Indiana Historical Society Celebrates Contributions of Hoosier Women
The Indiana Historical Society (IHS) invites guests to
celebrate the contributions of Hoosier women — both past and present — with its
new exhibit, “Be Heard: Women’s Voices in Indiana.” The exhibit is now on
display through April 18 at the Eugene and Marilyn Glick Indiana History
Center, located at 450 W. Ohio St. in downtown Indianapolis.
With just under 3.4 million women living in Indiana, it’s fair to say women have been and still are an integral part of the state’s defining moments. Over the last century, women have made significant advances toward gender equality in economics, education, health care, politics and more.

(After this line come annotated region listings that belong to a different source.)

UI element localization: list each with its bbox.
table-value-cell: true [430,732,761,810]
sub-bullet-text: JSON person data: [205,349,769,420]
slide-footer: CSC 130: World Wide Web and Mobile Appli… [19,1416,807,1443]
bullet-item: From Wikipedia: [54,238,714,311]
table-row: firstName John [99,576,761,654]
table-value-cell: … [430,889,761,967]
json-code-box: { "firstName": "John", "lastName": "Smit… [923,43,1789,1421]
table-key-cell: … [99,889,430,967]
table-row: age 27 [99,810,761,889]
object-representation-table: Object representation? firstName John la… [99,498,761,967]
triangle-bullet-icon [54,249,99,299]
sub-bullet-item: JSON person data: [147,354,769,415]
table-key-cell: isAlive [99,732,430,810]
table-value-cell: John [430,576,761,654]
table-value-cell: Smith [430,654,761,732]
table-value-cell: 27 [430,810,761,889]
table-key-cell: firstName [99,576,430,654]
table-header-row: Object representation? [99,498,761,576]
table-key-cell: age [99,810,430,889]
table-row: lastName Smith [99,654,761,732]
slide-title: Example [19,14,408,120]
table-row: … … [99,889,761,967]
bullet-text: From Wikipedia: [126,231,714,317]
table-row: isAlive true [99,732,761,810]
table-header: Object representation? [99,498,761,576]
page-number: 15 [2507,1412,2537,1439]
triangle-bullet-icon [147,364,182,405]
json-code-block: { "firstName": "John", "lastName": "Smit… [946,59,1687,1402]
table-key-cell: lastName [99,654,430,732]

“Be Heard: Women’s Voices in Indiana” features the stories of women in the state over time, from Civil War nurse Lovina Streight and architect Avriel Shull to Roselyn Richardson, an active participant in the fight to desegregate Indianapolis Schools, and Chief Frances Dunnagan of the Miami Nation of Indians of Indiana.
Guests can tour the exhibit in the Rosemary McKee Lanham Gallery on the fourth floor of the History Center from 10 a.m. to 5 p.m., Tuesdays through Saturdays. “Be Heard: Women’s Voices in Indiana” is included with admission to the Indiana Experience, which is $13 for adults, $12 for seniors and $5 for children (ages 5 to 17). IHS members and children younger than five receive free admission.
Visitors also have the chance to tour the exhibit when IHS hosts two programs on Saturday, Feb 8, that mark the centennial of women’s suffrage. The first, Women’s Suffrage and You: Girl Scout Workshop, takes place from 10 a.m. to 12:30 p.m. The event, supported by Women4Change and Girl Scouts of Central Indiana, will help Girl Scout Cadettes, Ambassadors and Seniors earn badges by learning about the Hoosier women who helped get the 19th Amendment passed and building a campaign that explores how to enact legislative change.
Then from 1:30-3 p.m., IHS will host Determined to Rise: Ladies and Liquor, a conversation about the connections between women’s suffrage and prohibition. This event is presented in partnership with the National Women’s History Museum, whose series of lively discussions across the country looks at the achievements and limitations of women gaining the right to vote.
Together, these offerings just scratch the surface of the contributions of women in Indiana. IHS has more than 400 collections on women’s history available in its archives, which can be viewed in the History Center’s William H. Smith Memorial Library. The library is free and open to the public during the History Center’s regular operating hours.